On lui a donné le nom de HellMouth ou…Bouche de l’Enfer (ou Porte de l’Enfer)
Les scientifiques ont découvert quelque chose de vraiment inquiétant en Sibérie. Un énorme cratère surnommé HELLMOUTH (ou Bouche de l’Enfer) s’est ouvert révélant un «monde perdu figé dans le temps». C’est ce qu’on appelle la «porte du monde souterrain» par les habitants.
Le cratère massif, situé à environ 660 kilomètres au nord de Yakutsk, est connu des experts depuis les années 1960, car la déforestation rapide a changé la région. Sans aucune ombre pour protéger le sol des rayons du soleil, le pergélisol fondait et le sol s’affaissait de façon catastrophique.
Le cratère humongous est désigné par les habitants comme la «porte de l’enfer».
L’énorme cratère se trouve près du village de Batagai, dans le district de Verkhoyansk, et atteint des profondeurs de plus de 300 pieds. Cette région est l’un des endroits les plus froids au monde.
Les experts croient que le cratère massif a été créé uniquement à la suite de la fonte du pergélisol dans le paysage sibérien.
Ce phénomène curieux a transformé la surface d’une manière méconnaissable et n’est qu’un des nombreux événements terrifiants qui se produisent en Sibérie avec l’augmentation des températures dans le monde.
Le cratère massif est officiellement connu sous le nom de Batagaïka et plus de 50 ans après son apparition, les scientifiques sont extrêmement inquiets parce qu’il ne cesse de croître.
Avec près d’un kilomètre de longueur et environ 100 mètres de profondeur, il est à craindre que dans quelques mois il atteindra la vallée voisine.

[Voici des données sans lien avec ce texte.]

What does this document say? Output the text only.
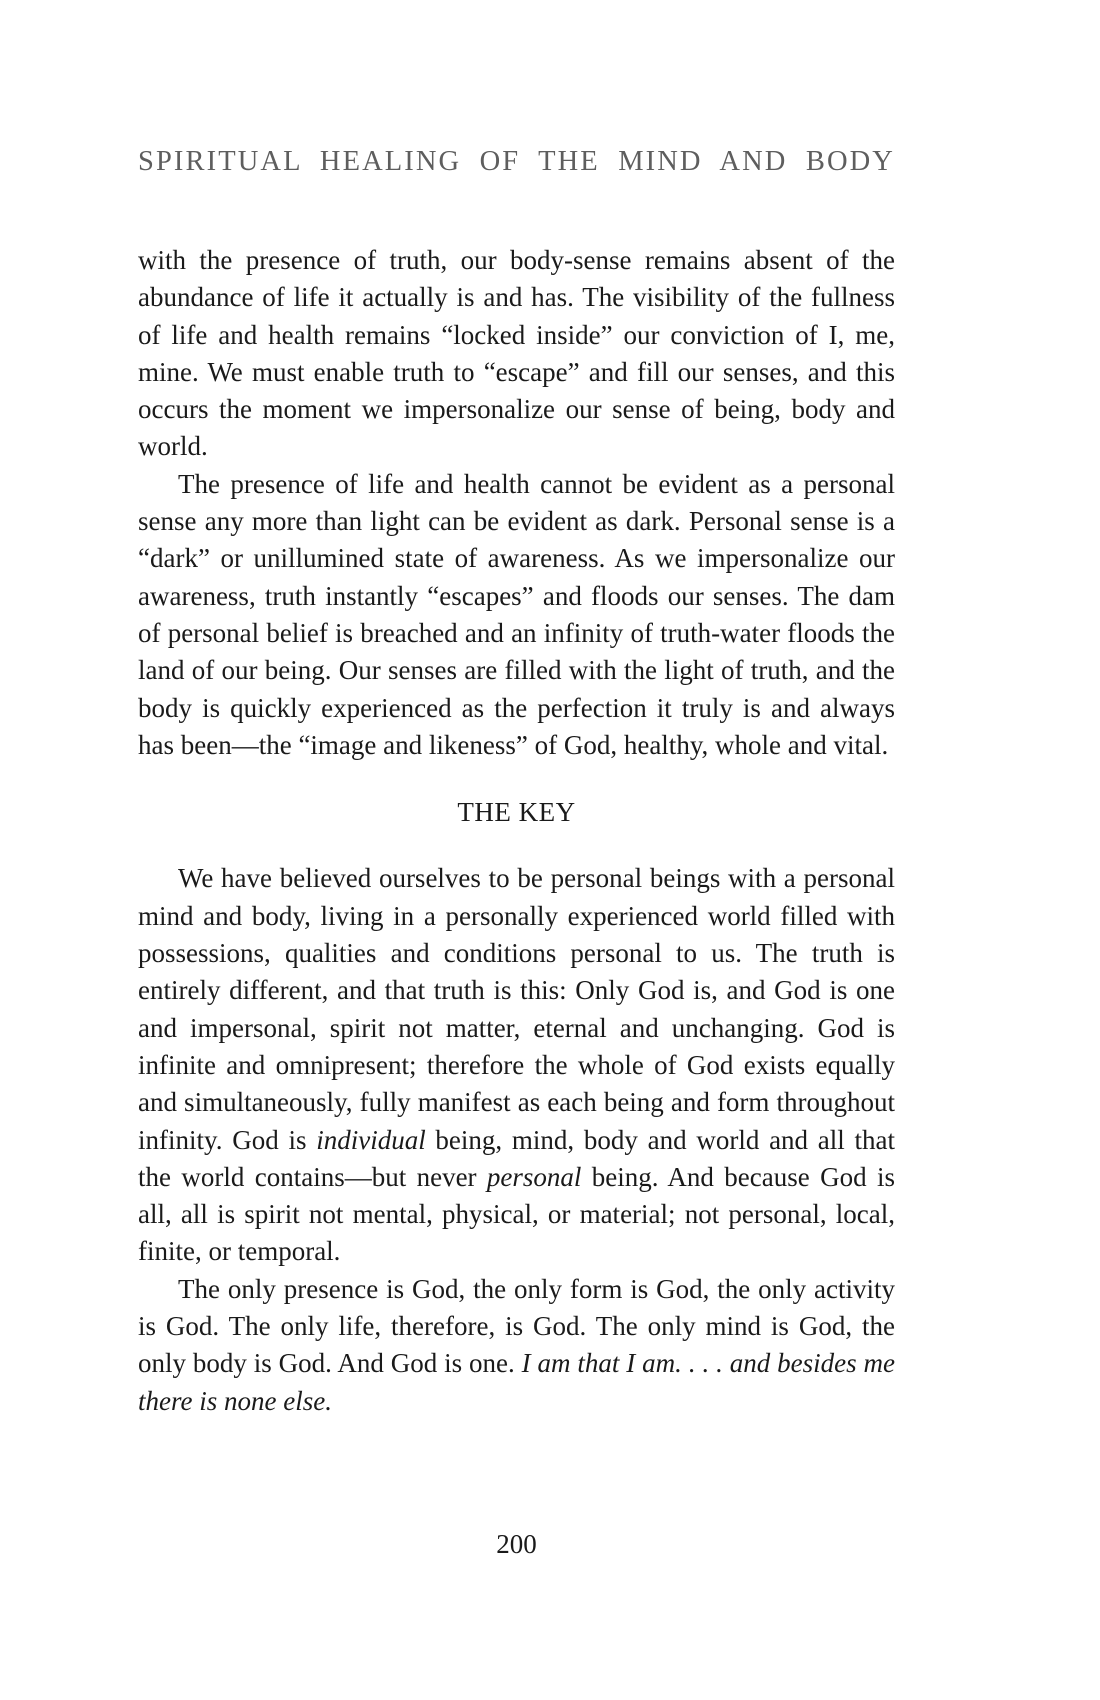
SPIRITUAL HEALING OF THE MIND AND BODY

with the presence of truth, our body-sense remains absent of the abundance of life it actually is and has. The visibility of the fullness of life and health remains “locked inside” our conviction of I, me, mine. We must enable truth to “escape” and fill our senses, and this occurs the moment we impersonalize our sense of being, body and world.

The presence of life and health cannot be evident as a personal sense any more than light can be evident as dark. Personal sense is a “dark” or unillumined state of awareness. As we impersonalize our awareness, truth instantly “escapes” and floods our senses. The dam of personal belief is breached and an infinity of truth-water floods the land of our being. Our senses are filled with the light of truth, and the body is quickly experienced as the perfection it truly is and always has been—the “image and likeness” of God, healthy, whole and vital.

THE KEY

We have believed ourselves to be personal beings with a personal mind and body, living in a personally experienced world filled with possessions, qualities and conditions personal to us. The truth is entirely different, and that truth is this: Only God is, and God is one and impersonal, spirit not matter, eternal and unchanging. God is infinite and omnipresent; therefore the whole of God exists equally and simultaneously, fully manifest as each being and form throughout infinity. God is individual being, mind, body and world and all that the world contains—but never personal being. And because God is all, all is spirit not mental, physical, or material; not personal, local, finite, or temporal.

The only presence is God, the only form is God, the only activity is God. The only life, therefore, is God. The only mind is God, the only body is God. And God is one. I am that I am. . . . and besides me there is none else.

200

L’année dernière, une enquête a révélé qu’au cours de la dernière décennie le trou est devenu à un rythme sans précédent de dix mètres par an, bien que dans les années particulièrement chaudes, la croissance a augmenté jusqu’à 30 mètres par an.
«En moyenne depuis de nombreuses années, nous avons constaté qu’il n’y a pas tellement d’accélération ou de décélération de ces taux, mais une croissance continue», explique Frank Günther de l’Institut Alfred Wegener de Potsdam, en Allemagne. « Et la croissance continue signifie que le cratère devient de plus en plus profond chaque année. »
Les experts disent que plus de pergélisol dégèle,plus de grandes quantités de carbone sont exposées aux microbes. À leur tour, les microbes consomment du carbone, produisant du méthane et du dioxyde de carbone en tant que déchets. Ces gaz à effet de serre sont ensuite libérés dans l’atmosphère, ce qui accélère le réchauffement, rapporte la BBC
Un pergélisol dangereux à dégeler.
Malheureusement, les grandes inondations de 2008 ont contribué à augmenter la taille du cratère, et maintenant, alors que la température de la Terre augmente en raison du réchauffement climatique, les géologues avertissent que la «porte vers le monde souterrain» va grandir beaucoup plus.
Le fait que le cratère continue de croître à un rythme qui semble imparable ne représente pas seulement un danger pour les locaux mais pourrait finir par affecter la planète entière. L’enlèvement du pergélisol pourrait entraîner la libération de grandes quantités de gaz à effet de serre qui sont conservés par la toundra sous sa surface.
«Les estimations globales du carbone stocké dans le pergélisol sont [la même] quantité que celle de l’atmosphère», expliqueGünther.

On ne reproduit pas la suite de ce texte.